O que é verdade, entretanto, é que Hegel, apesar
de tudo, procura assumir decididamente, como uma conquista irrevogável
da Modernidade, a afirmação das prerrogativas da
subjetividade a idéia ocidental por
excelência, introduzida pelo Cristianismo, que ele, otimista,
se esforça por conciliar com o que chama de universalidade
substancial do Estado, enquanto procura criticar e superar seus
reflexos no individualismo do mundo moderno: a presunção
da opinião e do interesse privado de se erigirem como princípio
e fundamento. O universal (o Estado), diz Hegel na
Filosofia do Direito, não prevalece ou se completa
senão juntamente com os interesses particulares e através
da cooperação do saber e do querer particulares
(§ 260). Eu estaria disposto a admitir que de fato Marx,
ao contrário de seu mestre, encarou superficialmente essa
questão, e pode talvez ser por esse ângulo considerado
como um arrodeio de século e meio. Que pode ter contribuído
para arrancar, por uma astúcia da razão
(como diria Hegel), avanços na igualdade da
democracia liberal, promovendo assim, até contra ela, sua
própria realização. Em todo caso, me parece,
a subjetividade moderna, particular, veio para ficar - por muuuuito
tempo. Os discursos edificantes sobre a democracia como valor
universal, que não datam de hoje, dizem algo parecido.

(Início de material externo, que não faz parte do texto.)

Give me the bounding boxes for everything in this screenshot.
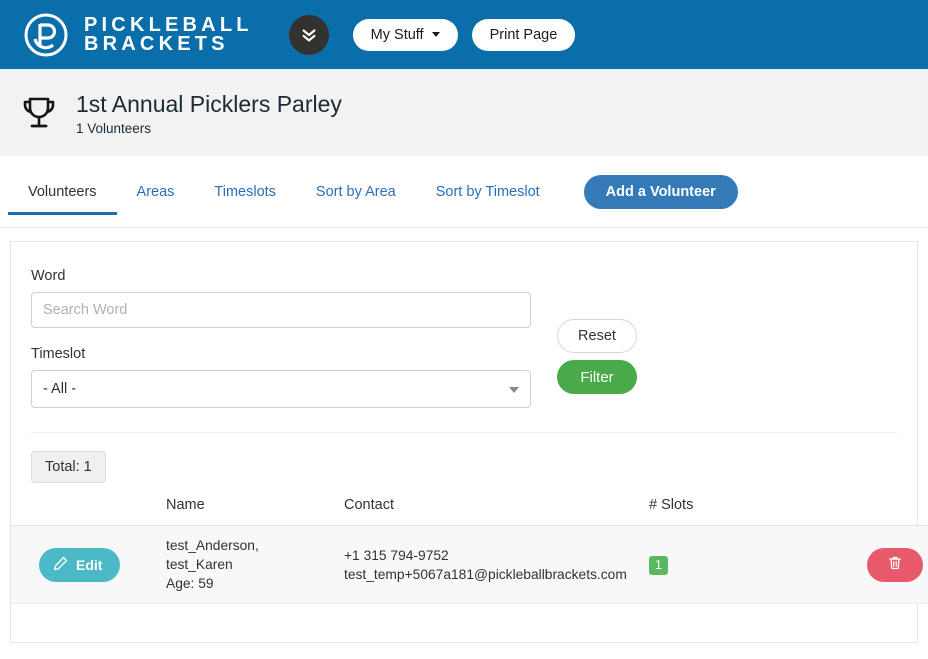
volunteer-first-name: test_Karen (166, 557, 233, 572)
table-header-row: Name Contact # Slots (11, 497, 928, 526)
my-stuff-dropdown-button[interactable]: My Stuff (352, 18, 458, 51)
event-title-band: 1st Annual Picklers Parley 1 Volunteers (0, 70, 928, 156)
volunteers-panel: Word Timeslot - All - Reset Filter Total… (10, 241, 928, 643)
row-delete-cell (849, 525, 928, 604)
volunteer-count-label: 1 Volunteers (76, 120, 152, 136)
column-header-slots: # Slots (649, 497, 849, 526)
slots-count-badge: 1 (649, 555, 668, 575)
volunteer-email: test_temp+5067a181@pickleballbrackets.co… (344, 566, 627, 582)
print-page-label: Print Page (489, 26, 558, 43)
row-actions-cell: Edit (11, 525, 166, 604)
search-word-input[interactable] (31, 292, 531, 328)
tab-sort-by-area[interactable]: Sort by Area (296, 169, 416, 215)
word-field-label: Word (31, 268, 66, 284)
brand-wordmark: PICKLEBALL BRACKETS (84, 13, 253, 55)
column-header-name: Name (166, 497, 344, 526)
pickleball-brackets-logo-icon (22, 11, 70, 59)
column-header-delete (849, 497, 928, 526)
my-stuff-label: My Stuff (370, 26, 424, 43)
chevron-down-icon (431, 32, 440, 37)
tab-sort-by-timeslot[interactable]: Sort by Timeslot (416, 169, 560, 215)
table-row: Edit test_Anderson, test_Karen Age: 59 +… (11, 525, 928, 604)
top-header-bar: PICKLEBALL BRACKETS My Stuff Print Page (0, 0, 928, 70)
add-volunteer-button[interactable]: Add a Volunteer (583, 174, 738, 209)
brand-line-1: PICKLEBALL (84, 13, 253, 36)
column-header-actions (11, 497, 166, 526)
volunteers-table: Name Contact # Slots Edit test_Anderson,… (11, 497, 928, 604)
double-chevron-down-icon (300, 26, 318, 44)
timeslot-select[interactable]: - All - (31, 370, 531, 408)
tab-volunteers[interactable]: Volunteers (8, 169, 117, 215)
edit-volunteer-button[interactable]: Edit (39, 547, 121, 582)
trophy-icon (18, 92, 60, 134)
filter-button[interactable]: Filter (557, 360, 637, 394)
tab-timeslots[interactable]: Timeslots (194, 169, 296, 215)
total-count-badge: Total: 1 (31, 451, 106, 483)
section-tabs: Volunteers Areas Timeslots Sort by Area … (0, 156, 928, 228)
volunteer-phone: +1 315 794-9752 (344, 547, 449, 563)
pencil-icon (53, 556, 68, 574)
volunteer-last-name: test_Anderson, (166, 538, 259, 553)
volunteer-name-cell: test_Anderson, test_Karen Age: 59 (166, 525, 344, 604)
volunteer-contact-cell: +1 315 794-9752 test_temp+5067a181@pickl… (344, 525, 649, 604)
print-page-button[interactable]: Print Page (471, 18, 576, 51)
trash-icon (887, 555, 903, 574)
filter-divider (31, 432, 897, 433)
edit-button-label: Edit (76, 556, 103, 573)
tab-areas[interactable]: Areas (117, 169, 195, 215)
volunteer-age: Age: 59 (166, 576, 214, 591)
delete-volunteer-button[interactable] (867, 547, 923, 582)
reset-button[interactable]: Reset (557, 319, 637, 353)
brand-logo[interactable]: PICKLEBALL BRACKETS (22, 11, 253, 59)
timeslot-field-label: Timeslot (31, 346, 86, 362)
brand-line-2: BRACKETS (84, 32, 229, 55)
page-title: 1st Annual Picklers Parley (76, 90, 342, 117)
volunteer-slots-cell: 1 (649, 525, 849, 604)
expand-menu-button[interactable] (288, 14, 329, 55)
column-header-contact: Contact (344, 497, 649, 526)
filter-form: Word Timeslot - All - Reset Filter (11, 242, 917, 408)
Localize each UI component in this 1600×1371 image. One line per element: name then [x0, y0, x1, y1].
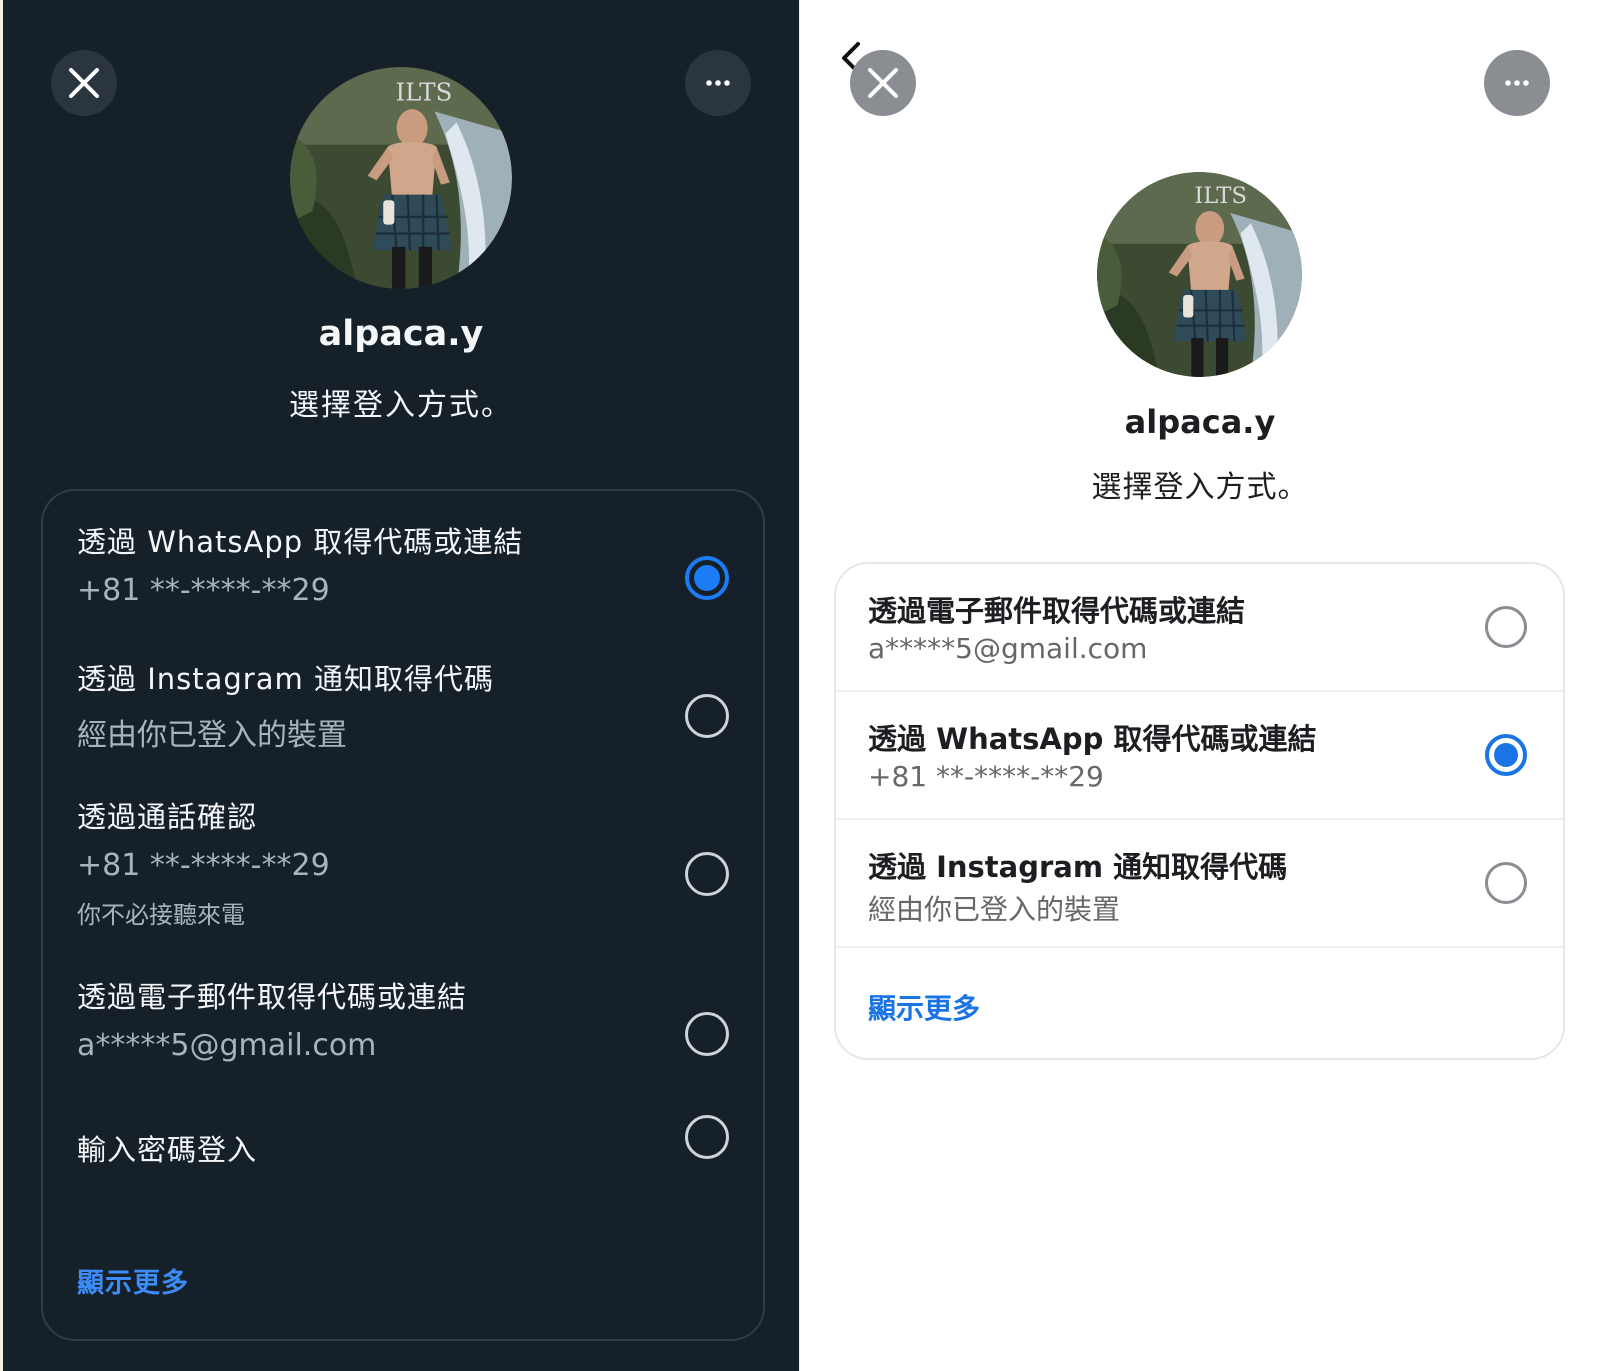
login-method-list: 透過電子郵件取得代碼或連結 a*****5@gmail.com 透過 Whats… [834, 562, 1565, 1060]
login-method-list: 透過 WhatsApp 取得代碼或連結 +81 **-****-**29 透過 … [41, 489, 765, 1341]
option-title: 透過通話確認 [77, 800, 258, 834]
avatar-overlay-text: ILTS [395, 77, 452, 106]
avatar: ILTS [1097, 172, 1302, 377]
radio-unselected[interactable] [685, 1115, 729, 1159]
close-icon [868, 68, 898, 98]
option-subtitle: +81 **-****-**29 [868, 760, 1104, 793]
dark-login-panel: ILTS alpaca.y 選擇登入方式。 透過 WhatsApp 取得代碼或連… [3, 0, 799, 1371]
option-subtitle: 經由你已登入的裝置 [868, 893, 1121, 926]
option-title: 透過電子郵件取得代碼或連結 [868, 594, 1246, 628]
radio-unselected[interactable] [685, 852, 729, 896]
more-button[interactable] [1484, 50, 1550, 116]
avatar-overlay-text: ILTS [1194, 183, 1247, 209]
radio-unselected[interactable] [1485, 862, 1527, 904]
radio-selected[interactable] [1485, 734, 1527, 776]
profile-photo: ILTS [290, 67, 512, 289]
option-title: 透過 WhatsApp 取得代碼或連結 [868, 722, 1317, 756]
close-icon [69, 68, 99, 98]
radio-selected[interactable] [685, 556, 729, 600]
username: alpaca.y [318, 314, 484, 354]
light-login-panel: ILTS alpaca.y 選擇登入方式。 透過電子郵件取得代碼或連結 a***… [800, 0, 1600, 1371]
option-note: 你不必接聽來電 [77, 901, 245, 929]
option-subtitle: a*****5@gmail.com [868, 632, 1148, 665]
option-subtitle: +81 **-****-**29 [77, 573, 330, 608]
option-title: 輸入密碼登入 [77, 1133, 258, 1167]
close-button[interactable] [850, 50, 916, 116]
option-email[interactable]: 透過電子郵件取得代碼或連結 a*****5@gmail.com [77, 974, 729, 1063]
more-icon [1505, 80, 1529, 86]
option-title: 透過 Instagram 通知取得代碼 [868, 850, 1288, 884]
radio-unselected[interactable] [685, 1012, 729, 1056]
option-password[interactable]: 輸入密碼登入 [77, 1115, 729, 1169]
option-instagram[interactable]: 透過 Instagram 通知取得代碼 經由你已登入的裝置 [77, 656, 729, 754]
option-instagram[interactable]: 透過 Instagram 通知取得代碼 經由你已登入的裝置 [836, 820, 1563, 948]
page-subtitle: 選擇登入方式。 [1091, 470, 1309, 505]
close-button[interactable] [51, 50, 117, 116]
radio-unselected[interactable] [1485, 606, 1527, 648]
option-call[interactable]: 透過通話確認 +81 **-****-**29 你不必接聽來電 [77, 794, 729, 930]
option-whatsapp[interactable]: 透過 WhatsApp 取得代碼或連結 +81 **-****-**29 [77, 519, 729, 608]
avatar: ILTS [290, 67, 512, 289]
option-title: 透過電子郵件取得代碼或連結 [77, 980, 468, 1014]
option-title: 透過 Instagram 通知取得代碼 [77, 662, 494, 696]
username: alpaca.y [1124, 403, 1276, 441]
radio-unselected[interactable] [685, 694, 729, 738]
show-more-link[interactable]: 顯示更多 [77, 1261, 189, 1300]
page-subtitle: 選擇登入方式。 [289, 388, 513, 423]
option-title: 透過 WhatsApp 取得代碼或連結 [77, 525, 524, 559]
profile-photo: ILTS [1097, 172, 1302, 377]
show-more-link[interactable]: 顯示更多 [868, 987, 980, 1027]
option-whatsapp[interactable]: 透過 WhatsApp 取得代碼或連結 +81 **-****-**29 [836, 692, 1563, 820]
more-icon [706, 80, 730, 86]
option-subtitle: +81 **-****-**29 [77, 848, 330, 883]
option-subtitle: a*****5@gmail.com [77, 1028, 377, 1063]
option-subtitle: 經由你已登入的裝置 [77, 718, 347, 753]
option-email[interactable]: 透過電子郵件取得代碼或連結 a*****5@gmail.com [836, 564, 1563, 692]
more-button[interactable] [685, 50, 751, 116]
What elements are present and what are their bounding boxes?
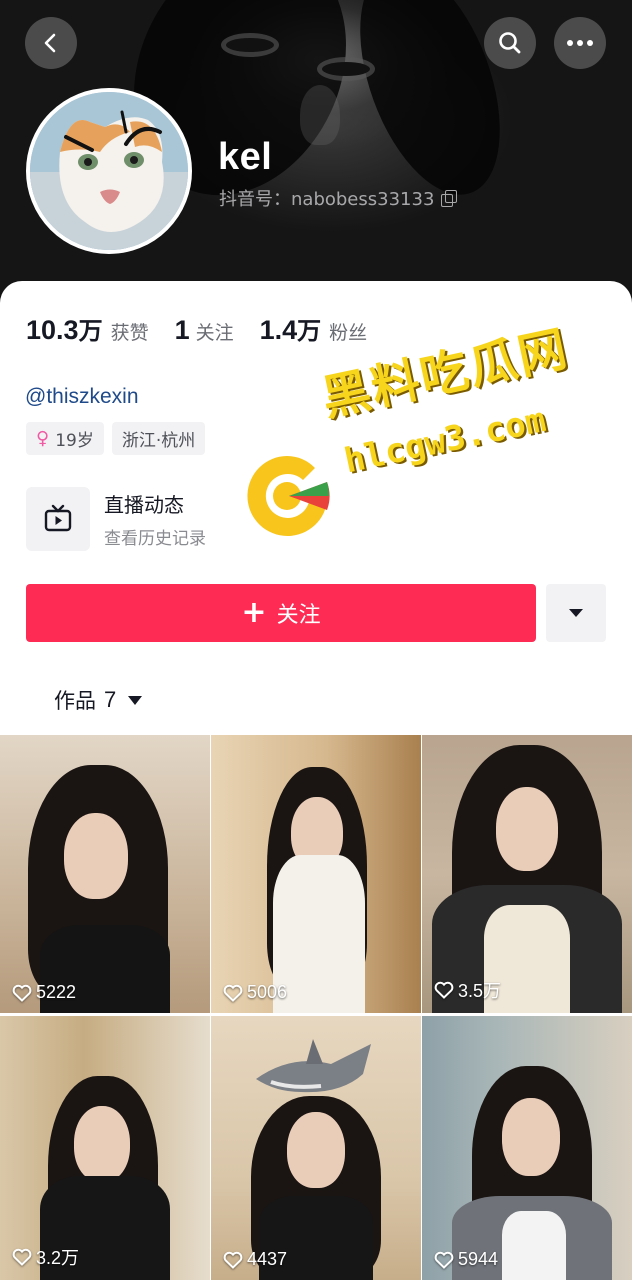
works-count: 7 — [104, 687, 117, 712]
more-options-button[interactable] — [554, 17, 606, 69]
stat-likes: 10.3 万 获赞 — [26, 311, 149, 346]
heart-icon — [12, 1248, 32, 1266]
stat-value: 1.4 — [259, 315, 298, 345]
video-likes: 3.5万 — [434, 977, 501, 1003]
video-thumbnail[interactable]: 5222 — [0, 735, 210, 1013]
douyin-id[interactable]: 抖音号：nabobess33133 — [219, 185, 458, 211]
profile-name: kel — [218, 136, 273, 178]
works-tab-label: 作品 — [54, 689, 96, 713]
video-thumbnail[interactable]: 3.2万 — [0, 1016, 210, 1280]
thumbnail-face — [74, 1106, 130, 1182]
plus-icon: + — [241, 595, 267, 630]
cover-eye — [322, 62, 370, 76]
cover-eye — [226, 38, 274, 52]
stat-label: 获赞 — [110, 322, 149, 344]
follow-button-label: 关注 — [276, 603, 321, 628]
live-tv-icon — [44, 504, 72, 532]
likes-count: 5944 — [458, 1249, 499, 1269]
location-tag: 浙江·杭州 — [111, 422, 206, 455]
watermark-logo — [247, 456, 330, 536]
video-thumbnail[interactable]: 5006 — [211, 735, 421, 1013]
location-text: 浙江·杭州 — [121, 431, 196, 451]
thumbnail-top — [502, 1211, 566, 1280]
cover-face-detail — [300, 85, 340, 145]
follow-button[interactable]: + 关注 — [26, 584, 536, 642]
chevron-left-icon — [44, 33, 56, 53]
copy-icon[interactable] — [440, 190, 458, 207]
age-text: 19岁 — [55, 431, 94, 451]
stats-row: 10.3 万 获赞 1 关注 1.4 万 粉丝 — [26, 311, 393, 346]
video-likes: 3.2万 — [12, 1244, 79, 1270]
search-button[interactable] — [484, 17, 536, 69]
back-button[interactable] — [25, 17, 77, 69]
live-history-entry[interactable]: 直播动态 查看历史记录 — [26, 487, 206, 551]
live-icon-box — [26, 487, 90, 551]
tab-works[interactable]: 作品 7 — [54, 685, 143, 715]
likes-count: 5222 — [36, 982, 77, 1002]
more-dots-icon — [567, 40, 593, 46]
likes-count: 4437 — [247, 1249, 288, 1269]
video-likes: 4437 — [223, 1249, 287, 1270]
video-likes: 5006 — [223, 982, 287, 1003]
likes-count: 5006 — [247, 982, 288, 1002]
heart-icon — [223, 1251, 243, 1269]
live-subtitle: 查看历史记录 — [104, 529, 206, 549]
likes-count: 3.2万 — [36, 1248, 80, 1268]
live-title: 直播动态 — [104, 493, 184, 517]
thumbnail-face — [496, 787, 558, 871]
video-likes: 5944 — [434, 1249, 498, 1270]
stat-label: 粉丝 — [329, 322, 368, 344]
stat-value: 10.3 — [26, 315, 79, 345]
triangle-down-icon — [569, 609, 583, 617]
search-icon — [499, 32, 521, 54]
cat-avatar-image — [30, 92, 188, 250]
stat-value: 1 — [174, 315, 190, 345]
thumbnail-face — [502, 1098, 560, 1176]
sort-triangle-icon[interactable] — [128, 695, 143, 705]
stat-following[interactable]: 1 关注 — [175, 315, 234, 346]
video-grid: 5222 5006 3.5万 3.2万 4437 5944 — [0, 735, 632, 1280]
video-thumbnail[interactable]: 3.5万 — [422, 735, 632, 1013]
heart-icon — [223, 984, 243, 1002]
stat-unit: 万 — [297, 317, 322, 345]
stat-followers[interactable]: 1.4 万 粉丝 — [260, 311, 368, 346]
avatar[interactable] — [26, 88, 192, 254]
heart-icon — [434, 981, 454, 999]
heart-icon — [434, 1251, 454, 1269]
shark-sticker-image — [256, 1039, 371, 1093]
female-icon: ♀ — [36, 428, 50, 449]
stat-label: 关注 — [195, 322, 234, 344]
bio-handle-link[interactable]: @thiszkexin — [25, 385, 139, 409]
age-tag: ♀ 19岁 — [26, 422, 104, 455]
follow-options-dropdown[interactable] — [546, 584, 606, 642]
thumbnail-face — [64, 813, 128, 899]
profile-tags: ♀ 19岁 浙江·杭州 — [26, 422, 206, 455]
douyin-id-text: 抖音号：nabobess33133 — [219, 189, 435, 210]
likes-count: 3.5万 — [458, 981, 502, 1001]
video-likes: 5222 — [12, 982, 76, 1003]
heart-icon — [12, 984, 32, 1002]
thumbnail-face — [287, 1112, 345, 1188]
stat-unit: 万 — [78, 317, 103, 345]
video-thumbnail[interactable]: 5944 — [422, 1016, 632, 1280]
live-text: 直播动态 查看历史记录 — [104, 489, 206, 549]
video-thumbnail[interactable]: 4437 — [211, 1016, 421, 1280]
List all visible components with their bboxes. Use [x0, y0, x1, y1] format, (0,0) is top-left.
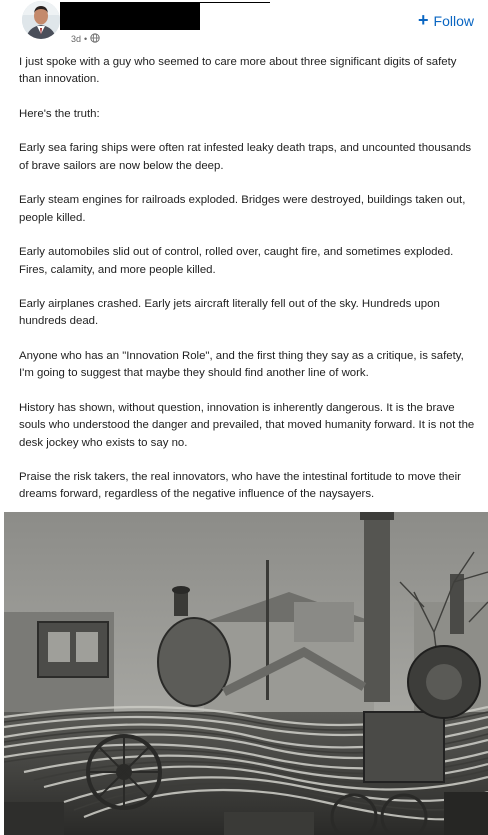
post-meta: 3d •: [71, 33, 100, 45]
post-paragraph: Early airplanes crashed. Early jets airc…: [19, 298, 440, 328]
globe-icon: [90, 33, 100, 45]
author-avatar[interactable]: [22, 1, 60, 39]
follow-label: Follow: [433, 13, 474, 29]
author-name-redacted: [60, 2, 200, 30]
post-paragraph: Early sea faring ships were often rat in…: [19, 142, 472, 172]
redaction-edge: [200, 2, 270, 3]
post-body: I just spoke with a guy who seemed to ca…: [19, 54, 475, 521]
meta-separator: •: [84, 34, 88, 44]
post-image[interactable]: [4, 512, 488, 835]
follow-button[interactable]: + Follow: [418, 10, 474, 30]
post-paragraph: Praise the risk takers, the real innovat…: [19, 471, 461, 501]
post-paragraph: I just spoke with a guy who seemed to ca…: [19, 56, 457, 86]
post-paragraph: History has shown, without question, inn…: [19, 401, 475, 449]
post-timestamp: 3d: [71, 34, 82, 44]
post-paragraph: Here's the truth:: [19, 107, 100, 120]
plus-icon: +: [418, 10, 429, 30]
post-paragraph: Early automobiles slid out of control, r…: [19, 246, 454, 276]
post-header: 3d • + Follow: [0, 0, 488, 50]
post-paragraph: Anyone who has an "Innovation Role", and…: [19, 350, 464, 380]
post-paragraph: Early steam engines for railroads explod…: [19, 194, 466, 224]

E de há muito as liberdades formais deixaram
de ser consideradas simplesmente como fictícias
apesar de seu aspecto exasperantemente enganoso.
A posição de Fukuyama é sem dúvida
interessada, e todos sabem para quem ele trabalha. O título
da revista onde ele publicou o breve artigo que lhe deu súbita
notoriedade é, aliás, National Interest interesse
que pode coincidir ou não com o dos outros. Entre as conclusões
que tira de sua teoria, está a proposta de
substituir a ONU por uma estrutura formada a partir da OTAN (que
associe justamente os países democráticos)
coisa que já despontou na prática e deu bons frutos
(para uns) na Guerra no Golfo. As coisas, porém, talvez
não sejam tão simples assim. A tese de Fukuyama,
que integra e radicaliza a corrente conhecida nos Estados Unidos
como terminalismo (a Guerra Fria acabou, as grandes
guerras também, os autoritarismos definham, o mercado triunfou),
promove um otimismo algo pacificador, que não agrada a
armamentistas, como tampouco a liberais apenas em causa própria.
Mesmo a concessão de cidadania, nos círculos de
Washington, ao pensamento hegeliano e kojèviano não
é pouca novidade. Mas, principalmente, a idéia de
generalização, entre povos e países, de algumas
liberdades essenciais e de certo bem-estar material que o mercado
deveria garantir, parece envolver promessas e compromissos que
seria bom ver realizados. Mesmo porque, se a história acabou
e o além se desvaneceu no horizonte (tanto no tempo como
fora dele), é hora de ver realizados ideais mais triviais
e alegadamente mais realizáveis no presente. Abre
as asas, Liberdade! Mercado, abre a cornucópia!